Dépasser les stéréotypes
Tout un mode opératoire singulier se met en place avec les enfants, «comme si on leur pose des questions inhabituelles, ou qu’on leur donne des outils qu’ils n’ont pas l’habitude d’avoir pour s’exprimer. C’est ainsi, poursuit Souraya, que les filles se sont toutes instinctivement mises à travailler avec du rose, avec des cœurs, des fleurs, et le bleu forcément pour les garçons. Je leur ai dit qu’ils pouvaient travailler avec d’autres couleurs, d’autres formes, d’autres représentations, comme pour parler une autre langue que celle des mots. Une fois qu’on les aide à dépasser ces stéréotypes, ils ont des choses très touchantes à dire. Ils nous surprennent à chaque fois». Au bout d’un mois de résidence dans chaque école, une grande fresque sur tissu est née, où les enfants composent ensemble une image de leur ville qu’ils veulent nous communiquer.
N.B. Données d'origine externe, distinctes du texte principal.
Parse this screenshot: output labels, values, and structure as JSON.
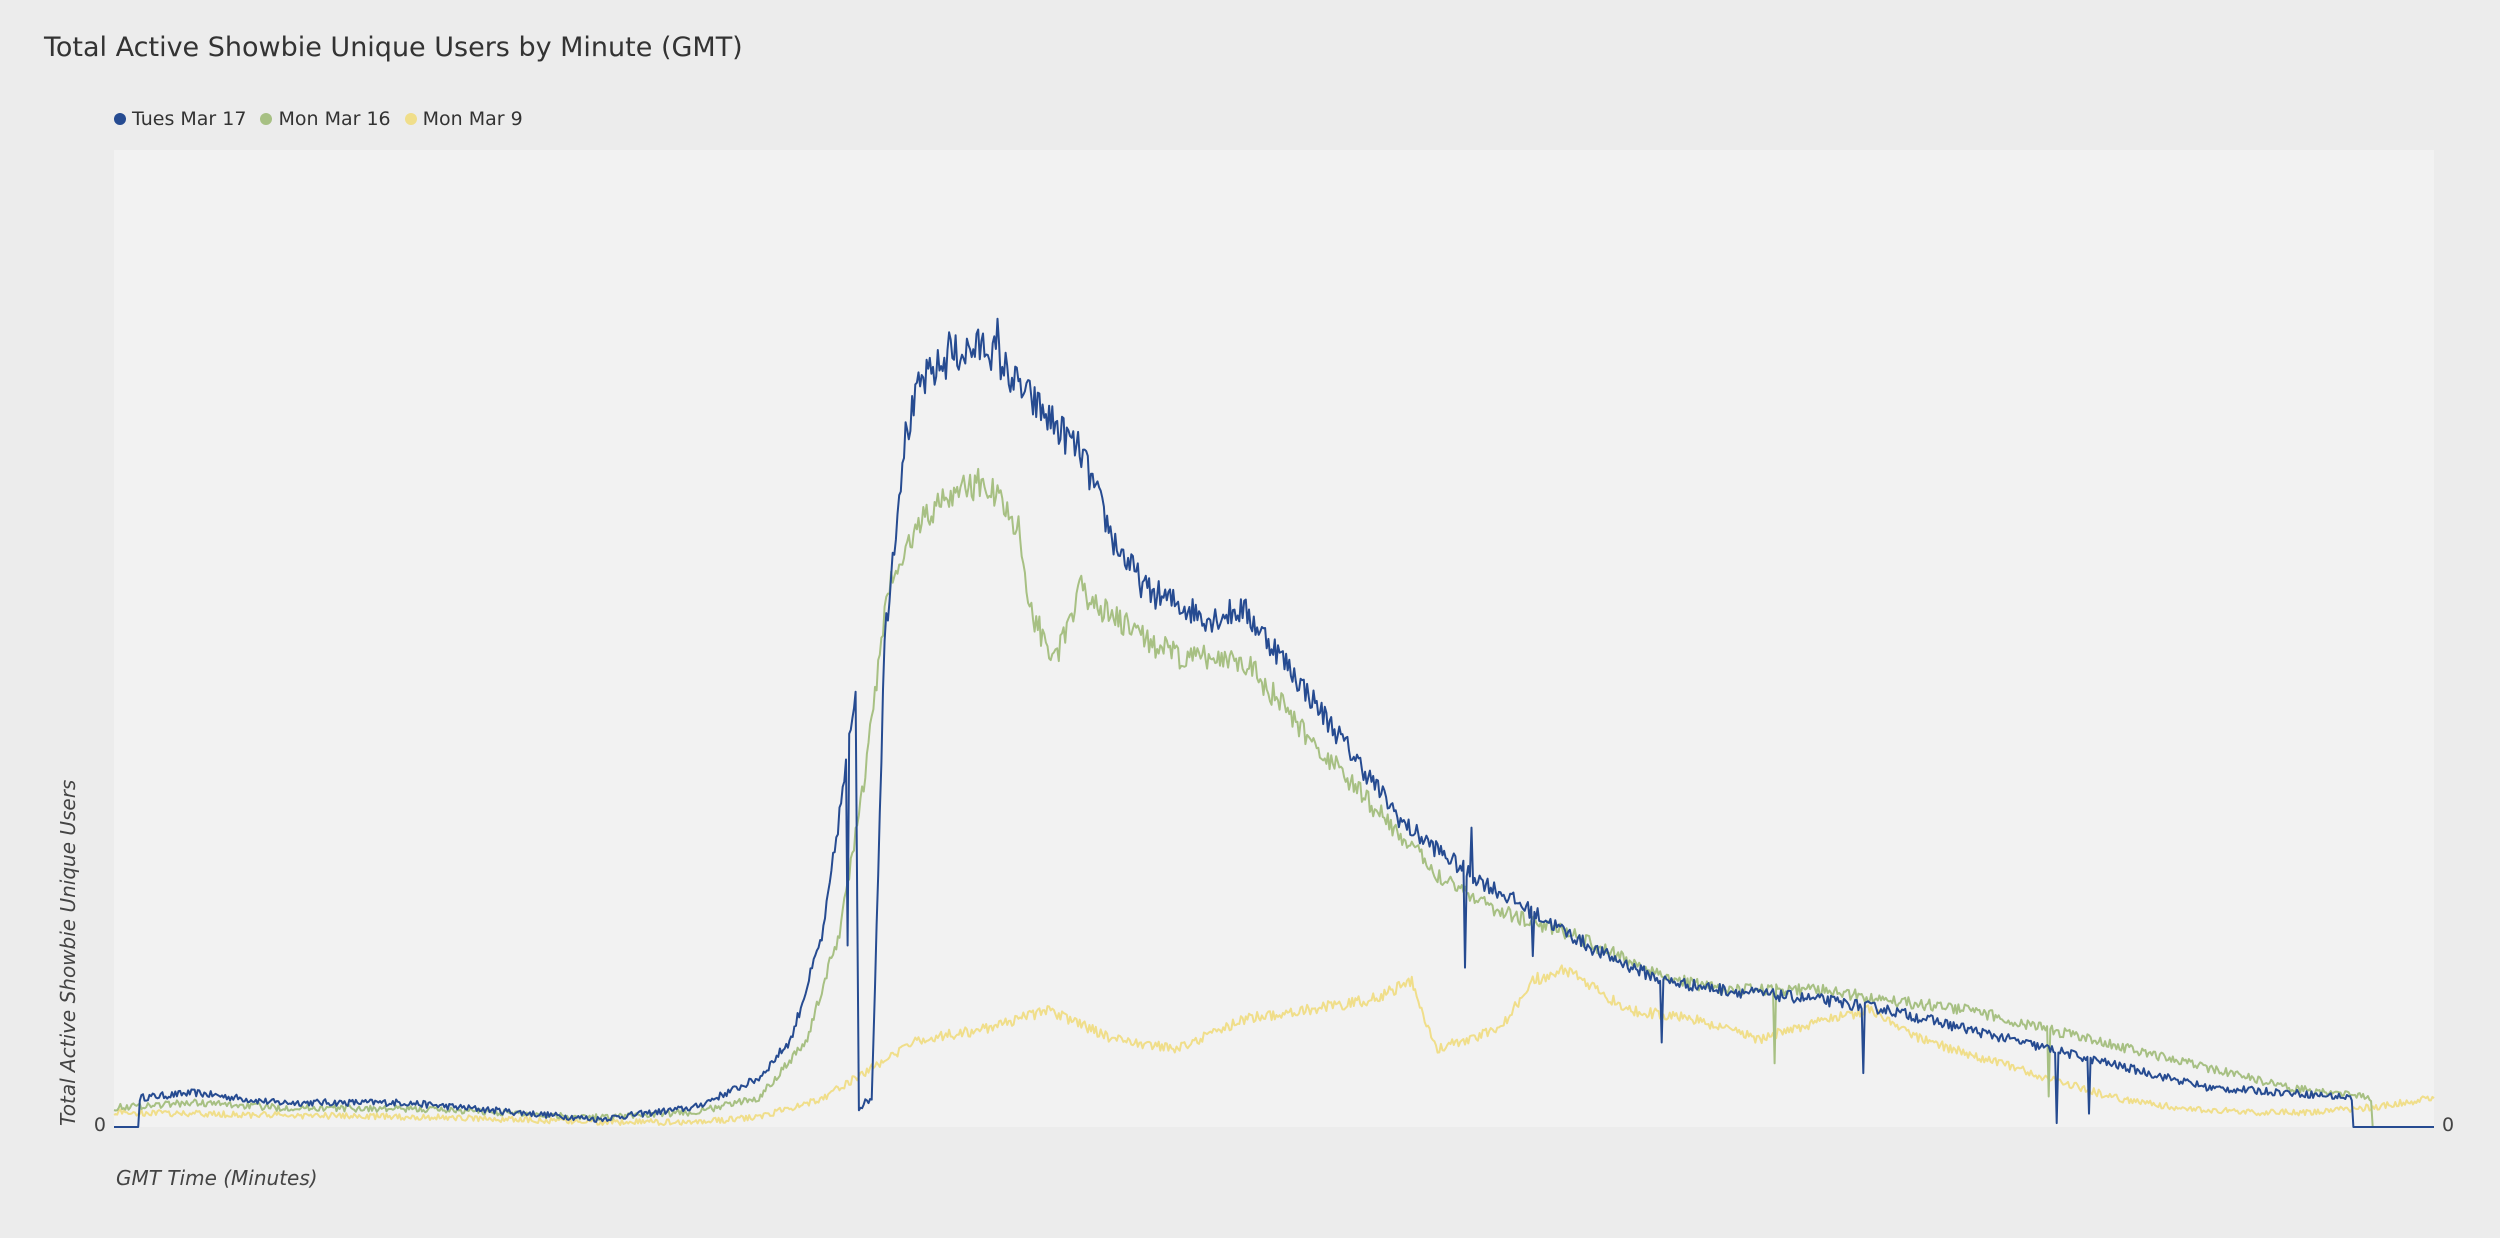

Vivant chaque session auprès des enfants comme «une bouffée d’oxygène», Maya Hage précise que les professeurs se sont pris au jeu, soulignant l’accueil chaleureux des directeurs d’écoles, une fois les premières inquiétudes passées. «Ils ne sont pas habitués à accueillir ce genre d’initiative, ils ont parfois seulement besoin d’être rassurés, que ce projet s’inscrit bien dans le cursus scolaire, qu’on ne va pas perdre le temps des enfants». L’apprentissage de cette nouvelle matière artistique touche non seulement la trentaine d’élèves concernés à chaque résidence, mais aussi toute l’école, puisque le professeur d’art est initié aux techniques et que le matériel est laissé sur place, dans l’espoir d’agrandir encore plus l’infrastructure l’an prochain.